5.2 The stages in developing the NHS Job Evaluation Scheme were as follows:

(1) Identification of draft factors. This part of the exercise drew on the work of JEWP I in comparing the schemes in use in the health service.

(2) Testing of draft factors. This was done using a sample of around 100 jobs for which volunteer jobholders were asked to complete a relatively open-ended questionnaire, providing information under each of the draft factor headings and any other information about their jobs which they felt was not covered by the draft factors. As a result of this exercise the draft factors were refined.

(3) Development of factor levels. The information collected during the initial test exercise was used by JEWP, working in small joint teams, to identify and define draft levels of demand for each factor.

(4) Testing of draft factor plan. A benchmark sample of around 200 jobs was drawn up, with two or three individuals being selected for each job to complete a more specific factor-based questionnaire, with the assistance of trained job analysts, to ensure that the information provided was accurate and comprehensive.

(5) Completed questionnaires were evaluated by trained joint panels. The outcomes were reviewed by JEWP members. The validated results were input to a computer database.

(6) Scoring and weighting. The job evaluation results database was used to test various scoring and weighting options considered by a joint JSG/JEWP group.
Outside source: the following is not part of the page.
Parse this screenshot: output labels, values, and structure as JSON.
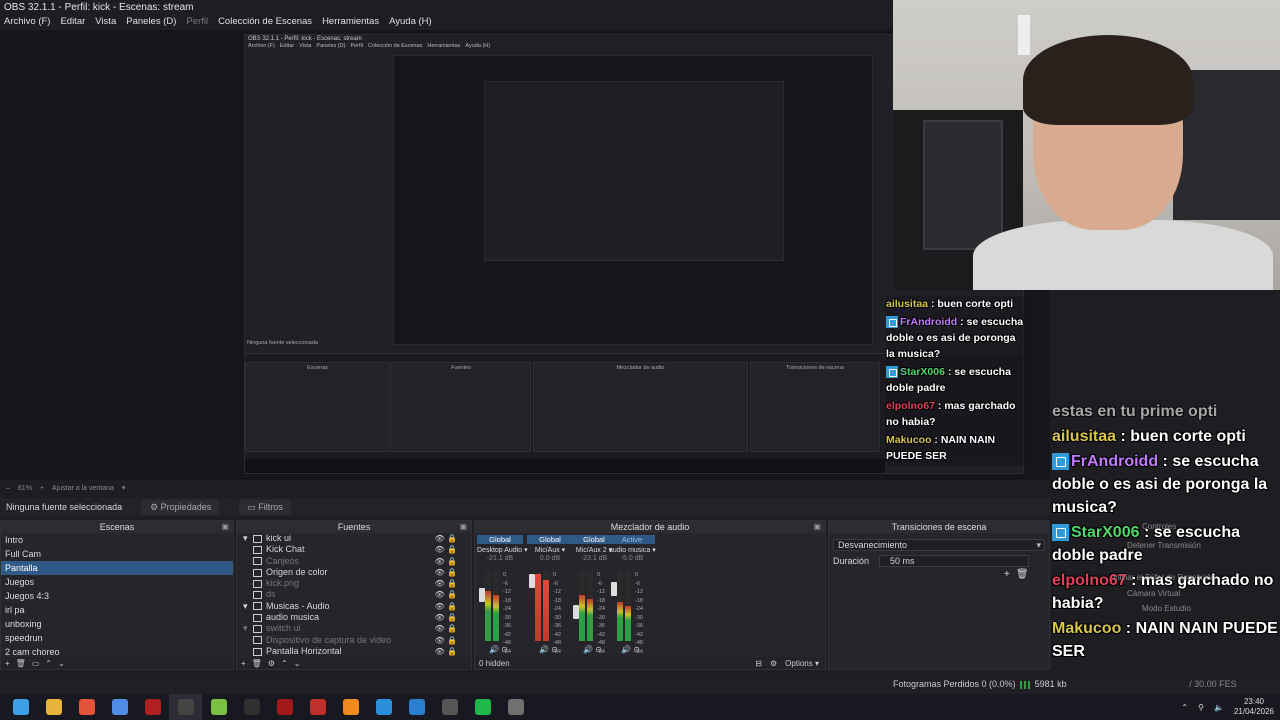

(7) Guidance Notes. Provisional guidance notes to assist evaluators and matching panel members to apply the factor level definitions to jobs consistently were drafted for the benchmark exercise. These were greatly expanded as a result of the benchmark evaluation exercise and have continued to be developed as a successive training and profiling have taken place.

(8) Computerisation. The scale of the exercise to implement the NHS Job Evaluation Scheme meant that it was essential to consider how it could be assisted by computerisation. Link HR Systems were commissioned to adapt their existing computer-aided job evaluation scheme for the purpose and to develop a computerised tool to assist in the process of matching local jobs to the evaluated national benchmark sample.

6. Equality features of the scheme

6.1 As one of the reasons for NHS pay modernisation was to ensure equal pay for work of equal value, it was crucial that every effort was made to ensure that the NHS Job Evaluation Scheme was fair and non-discriminatory in both design and implementation.

6.2 The equality criteria drawn up by JEWP I were developed into a checklist. As the exercise progressed, its stages were compared with the checklist and a compliance report drafted. The final section of the checklist concerned statistical analysis and monitoring of both the benchmark exercise and the final outcomes. This is ongoing.

6.3 The equality features of the NHS Job Evaluation Scheme design include:

  • A sufficiently large number of factors to ensure that all significant job features can be fairly measured.
  • Inclusion of specific factors to ensure that features of predominantly female jobs are fairly measured, for example Communication and Relationship Skills, Physical Skills, Responsibilities for Patients/Clients, Emotional Effort.
  • Avoidance of references in the factor level definitions to features which might operate in an indirectly discriminatory manner for example direct references to qualifications under the Knowledge factor, references to tested skills under the Physical Skills factor.
  • Scoring and weighting designed in accordance with a set of gender neutral principles, rather than with the aim of achieving a particular outcome, for example all Responsibility factors are equally weighted to avoid one form of responsibility been viewed as more important than others.

Equality features of the implementation procedures include:

  • A detailed matching procedure to ensure that all jobs have been compared to the national benchmark profiles on an analytical basis, in accordance with the Court of Appeal decision in the case of Bromley v Quick.
  • Training in equality issues and the avoidance of bias for all matching panel members, job analysts and evaluators.
  • A detailed Job Analysis Questionnaire to ensure that all relevant information is available for local evaluations.